La force tranquille de Manon Asselin
L’architecture n’est pas un sujet de prédilection au Québec. Pour compenser (un peu), Avenues.ca vous invite à découvrir le travail d’architectes méconnus de la province. Aujourd’hui, pleins feux sur Manon Asselin.
Même s’il y a de plus en plus de femmes qui embrassent la profession d’architecte, peu d’entre elles se retrouvent à la tête d’une firme et encore moins se hissent au panthéon des starchitectes. Celles-ci travaillent trop souvent dans l’ombre. Pour preuve, on ne compte que trois femmes parmi les lauréats du prix Pritzker (l’équivalent du prix Nobel pour l’architecture) depuis 1979 et la première l’a reçu… en 2004.
Dans ce milieu encore trop fermé aux femmes, Manon Asselin se démarque. La Québécoise dirige depuis 1997 l’atelier TAG, qu’elle a fondé avec son partenaire Katsuhiro Yamazaki, en plus d’enseigner à l’École d’architecture de l’Université de Montréal. Depuis, la firme a reçu de nombreuses récompenses, dont des médailles du gouverneur général du Canada en architecture et le prix de Rome professionnel du Conseil des arts du Canada. En 2012, l’Architectural League de New York a également souligné le travail du petit cabinet d’une dizaine de personnes en lui décernant le prix Emerging Voices.
Voici trois projets signés Manon Asselin.
Pavillon pour la Paix du Musée des beaux-arts de Montréal (MBAM)
Le plus récent pavillon du MBAM, réalisé par Manon Asselin et Jodoin Lamarre Pratte, est une ode à la simplicité. Formé de deux volumes, le bâtiment de quatre étages se pare de verre, d’aluminium, de béton et de bois. La transparence et la lumière y occupent une place de choix.
L’imposant «escalier-événement» en chêne blanc permet aux visiteurs de déambuler à leur rythme, tout en admirant les vues sur la ville, la montagne et le fleuve. Les concepteurs ont aussi prévu de nombreux espaces de réflexion au sein du musée. L’espace sobre met en valeur les œuvres d’art. Les bâtonnets d’aluminium qui recouvrent l’édifice modulent quant à eux la lumière à l’intérieur. En soirée, le pavillon se transforme en lanterne dans la métropole. Le nouvel ajout du MBAM est probablement l’un des meilleurs legs du 375e anniversaire de Montréal, un leg qui a été non seulement inauguré dans les temps, mais également sans dépassement de coûts.
Théâtre Gilles-Vigneault
Conçu encore une fois en consortium avec Jodoin Lamarre Pratte, le Théâtre Gilles-Vigneault est un nouveau lieu de rassemblement pour les citoyens de Saint-Jérôme. C’est d’abord l’impressionnant plafond en bois du parvis et du foyer principal qui capte le regard. «L’utilisation du bois dans sa structure célèbre le patrimoine naturel de la région par la mise en valeur de l’imposante forêt des Laurentides, un important matériau identitaire du Québec», explique Manon Asselin.

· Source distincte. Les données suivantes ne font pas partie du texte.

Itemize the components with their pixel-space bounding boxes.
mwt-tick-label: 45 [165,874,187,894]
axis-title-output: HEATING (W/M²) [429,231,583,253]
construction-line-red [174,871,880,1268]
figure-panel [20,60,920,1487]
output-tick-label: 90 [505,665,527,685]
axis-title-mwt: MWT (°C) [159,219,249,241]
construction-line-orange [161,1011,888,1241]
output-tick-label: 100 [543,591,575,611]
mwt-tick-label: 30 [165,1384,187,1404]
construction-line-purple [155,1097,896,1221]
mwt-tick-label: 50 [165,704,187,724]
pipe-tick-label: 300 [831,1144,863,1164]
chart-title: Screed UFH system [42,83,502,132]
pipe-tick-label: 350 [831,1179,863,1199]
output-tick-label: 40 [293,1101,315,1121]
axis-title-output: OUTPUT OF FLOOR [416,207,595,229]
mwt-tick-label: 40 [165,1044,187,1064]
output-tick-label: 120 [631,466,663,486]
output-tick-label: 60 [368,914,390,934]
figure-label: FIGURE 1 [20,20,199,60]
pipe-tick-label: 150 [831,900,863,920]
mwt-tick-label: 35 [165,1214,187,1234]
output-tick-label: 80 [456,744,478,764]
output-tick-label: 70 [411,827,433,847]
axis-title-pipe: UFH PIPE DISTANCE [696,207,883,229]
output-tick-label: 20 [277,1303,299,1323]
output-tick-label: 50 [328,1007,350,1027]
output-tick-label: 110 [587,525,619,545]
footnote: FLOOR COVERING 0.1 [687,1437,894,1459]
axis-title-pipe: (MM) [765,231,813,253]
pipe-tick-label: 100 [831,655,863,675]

La salle de spectacles de 875 places est chaleureuse grâce à son enveloppe de chêne blanc. La façade vitrée ouvre l’édifice sur la ville, alors que l’aluminium lui donne une touche moderne tout en permettant au bâtiment de se fondre dans le paysage. Les architectes ont aussi intégré plusieurs éléments de développement durable, comme l’utilisation de l’énergie géothermique.
Dôme de l’oratoire Saint-Joseph
La dernière phase de rénovation de l’oratoire Saint-Joseph a été confiée à Atelier Tag et à Architecture49 plus tôt cette année. Le concept de Manon Asselin et de James Bridger donnera accès au dôme de la basilique, plus spécifiquement entre les dômes inférieur et supérieur. Les architectes ont imaginé une ascension qui se fera par le biais d’un escalier «assez vertigineux» de plus de 1000 marches.
Un drapé en acier guidera les visiteurs jusqu’au sommet. Ce voile métallique, étalé tout au long du parcours, servira de fil d’Ariane et reliera les différents espaces. «On scénarise et on chorégraphie l’émotion avec un matériau très simple», a résumé Manon Asselin au Devoir. Du lanternon, on aura une vue à 360 degrés sur Montréal. La descente se fera pour sa part en douceur, avec une rampe autour du dôme qui conduira au musée de l’Oratoire. La plus haute fenêtre sur la ville s’annonce comme un pèlerinage qui vaudra le détour (et l’effort).